Insistindo sempre em pensar o piano para além das suas limitações naturais, Joana Sá recorre com frequência a técnicas de piano semi-preparado. Desta vez, começou por trabalhar com a ideia de placas de ressonância que vemos penduradas ao fundo do palco. “Sou uma rapariga muito complicada e começo logo a dificultar as coisas”, confessa. Mas depois de investir na utilização desse material acabou por relegá-la para um segundo plano e focar-se no mais importante. Foi então que percebeu que “o principal do movimento é o corpo à escuta”. Dobrada numa pose pouco ortodoxa e expectante sobre o piano, é o seu corpo que se sintoniza com o instrumento, e espera o momento para procurarem fusionar-se ou cindir-se (buscando a fricção, o atrito, a resistência). “Sinto que estou ao piano de uma forma diferente”, diz. “E isso é bom, porque encontrei um lugar onde me sinto muito bem.”

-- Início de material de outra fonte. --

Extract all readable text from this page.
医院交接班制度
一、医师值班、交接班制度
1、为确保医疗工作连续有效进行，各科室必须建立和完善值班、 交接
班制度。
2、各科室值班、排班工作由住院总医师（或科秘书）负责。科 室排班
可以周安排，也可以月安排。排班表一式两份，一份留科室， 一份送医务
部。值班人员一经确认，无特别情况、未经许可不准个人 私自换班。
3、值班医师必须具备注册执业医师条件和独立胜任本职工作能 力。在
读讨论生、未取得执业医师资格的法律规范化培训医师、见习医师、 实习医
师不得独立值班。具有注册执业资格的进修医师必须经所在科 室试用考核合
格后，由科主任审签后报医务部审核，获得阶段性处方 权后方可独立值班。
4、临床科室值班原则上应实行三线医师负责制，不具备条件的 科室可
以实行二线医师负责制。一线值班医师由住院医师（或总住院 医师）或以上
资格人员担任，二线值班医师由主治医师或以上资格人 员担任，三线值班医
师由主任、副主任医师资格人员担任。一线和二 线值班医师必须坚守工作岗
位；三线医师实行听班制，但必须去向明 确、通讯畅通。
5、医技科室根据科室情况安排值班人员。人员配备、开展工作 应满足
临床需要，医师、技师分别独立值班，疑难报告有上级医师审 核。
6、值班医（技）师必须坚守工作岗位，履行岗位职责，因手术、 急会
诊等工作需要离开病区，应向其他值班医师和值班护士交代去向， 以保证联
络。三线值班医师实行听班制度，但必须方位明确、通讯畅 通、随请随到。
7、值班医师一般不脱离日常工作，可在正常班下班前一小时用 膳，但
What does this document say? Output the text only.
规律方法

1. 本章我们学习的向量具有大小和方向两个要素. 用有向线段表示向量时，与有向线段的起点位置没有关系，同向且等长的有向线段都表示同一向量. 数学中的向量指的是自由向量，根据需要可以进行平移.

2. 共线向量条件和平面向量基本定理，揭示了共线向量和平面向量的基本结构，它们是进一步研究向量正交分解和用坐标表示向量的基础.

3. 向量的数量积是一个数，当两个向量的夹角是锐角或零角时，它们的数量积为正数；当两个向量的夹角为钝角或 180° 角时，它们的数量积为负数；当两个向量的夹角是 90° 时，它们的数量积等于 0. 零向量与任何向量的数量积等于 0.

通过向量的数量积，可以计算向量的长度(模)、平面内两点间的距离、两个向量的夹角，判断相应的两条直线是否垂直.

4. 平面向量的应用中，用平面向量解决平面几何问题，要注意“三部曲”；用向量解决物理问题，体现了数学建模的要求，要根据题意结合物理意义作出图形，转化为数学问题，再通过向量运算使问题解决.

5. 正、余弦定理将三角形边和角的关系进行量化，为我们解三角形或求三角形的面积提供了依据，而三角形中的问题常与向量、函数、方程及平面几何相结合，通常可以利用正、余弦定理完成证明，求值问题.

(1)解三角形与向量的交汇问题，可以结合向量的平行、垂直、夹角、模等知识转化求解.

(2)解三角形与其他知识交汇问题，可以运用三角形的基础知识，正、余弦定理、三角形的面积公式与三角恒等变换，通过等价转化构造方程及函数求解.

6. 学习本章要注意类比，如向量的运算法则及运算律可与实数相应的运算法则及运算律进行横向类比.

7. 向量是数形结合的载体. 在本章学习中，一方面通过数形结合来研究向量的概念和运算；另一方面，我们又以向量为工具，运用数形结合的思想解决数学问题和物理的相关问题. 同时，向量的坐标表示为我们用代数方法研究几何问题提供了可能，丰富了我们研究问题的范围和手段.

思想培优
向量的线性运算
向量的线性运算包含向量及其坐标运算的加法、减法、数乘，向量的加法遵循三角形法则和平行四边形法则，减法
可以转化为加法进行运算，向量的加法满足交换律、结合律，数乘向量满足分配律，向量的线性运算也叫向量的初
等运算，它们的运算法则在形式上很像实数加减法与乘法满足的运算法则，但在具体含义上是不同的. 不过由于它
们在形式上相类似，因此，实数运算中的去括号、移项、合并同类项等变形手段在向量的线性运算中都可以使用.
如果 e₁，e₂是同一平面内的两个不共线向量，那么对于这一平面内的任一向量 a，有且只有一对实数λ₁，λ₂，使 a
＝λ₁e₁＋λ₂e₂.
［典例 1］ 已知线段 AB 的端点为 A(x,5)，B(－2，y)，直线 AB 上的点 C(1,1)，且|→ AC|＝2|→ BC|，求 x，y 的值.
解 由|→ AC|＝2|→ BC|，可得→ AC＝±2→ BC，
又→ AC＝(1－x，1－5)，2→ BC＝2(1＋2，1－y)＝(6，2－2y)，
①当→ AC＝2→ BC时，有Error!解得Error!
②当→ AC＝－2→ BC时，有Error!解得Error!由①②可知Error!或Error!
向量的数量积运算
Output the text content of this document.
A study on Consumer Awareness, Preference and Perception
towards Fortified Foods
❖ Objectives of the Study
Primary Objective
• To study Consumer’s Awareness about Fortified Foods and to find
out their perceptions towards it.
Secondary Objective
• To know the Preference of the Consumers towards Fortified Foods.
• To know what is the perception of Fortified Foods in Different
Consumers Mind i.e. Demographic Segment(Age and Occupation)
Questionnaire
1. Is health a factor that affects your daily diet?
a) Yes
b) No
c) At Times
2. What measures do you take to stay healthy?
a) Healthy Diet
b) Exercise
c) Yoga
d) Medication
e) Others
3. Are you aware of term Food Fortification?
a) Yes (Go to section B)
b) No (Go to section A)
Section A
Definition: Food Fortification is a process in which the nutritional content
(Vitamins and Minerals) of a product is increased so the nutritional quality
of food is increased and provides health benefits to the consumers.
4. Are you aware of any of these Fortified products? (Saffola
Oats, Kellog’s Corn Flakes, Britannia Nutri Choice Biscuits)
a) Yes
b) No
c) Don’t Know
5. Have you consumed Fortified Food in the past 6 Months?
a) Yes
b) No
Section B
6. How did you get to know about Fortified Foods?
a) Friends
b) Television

Consciente de que a inexistência de um disco implica “um risco grande” num mundo em que a música parece sempre existir num formato gravado e antes de ser autorizada a pisar os palcos com algum impacto, Joana Sá espera que os dois concertos no Maria Matos lhe permitam perceber melhor o material que está prestes a estrear e só depois avançar para a sua fixação. Em disco, mas também, provavelmente, num filme de Daniel Neves que deixe testemunhar o quanto o corpo invade e está presente nesta música.

O fim da trilogia

À Escuta: O Aberto sucede a Elogio da Desordem (2013) e Through this Looking Glass (2011), fechando uma trilogia que Joana Sá define como “a procura por uma linguagem pessoal compositiva e performativa com o piano”. A necessidade de consolidar esta busca em três passos chegou no final do processo de Through this Looking Glass, coincidindo com o início do seu doutoramento, acabando por decidir tornar-se o seu próprio objecto de estudo. “É um doutoramento prático e teórico”, explica a pianista, “em que me foi dada a possibilidade de trabalhar sobre as minhas peças, o que me permitiu estar nelas de uma maneira diferente.” Com o término da trilogia que a afirmou como uma das mais estimulantes criadoras da música contemporânea portuguesa, Joana Sá acredita ter cumprido o seu propósito de construir uma linguagem pessoal, por muito que isso possa ser tão gerador de segurança quanto de alguma insegurança ao assumir os riscos necessários para empreender tal viagem. “Sinto-me bem na minha pele, não estou a tentar vestir a pele de mais ninguém”, resume. E essa é a melhor forma de terminar o caminho: garantindo que para a frente há mais caminho ainda.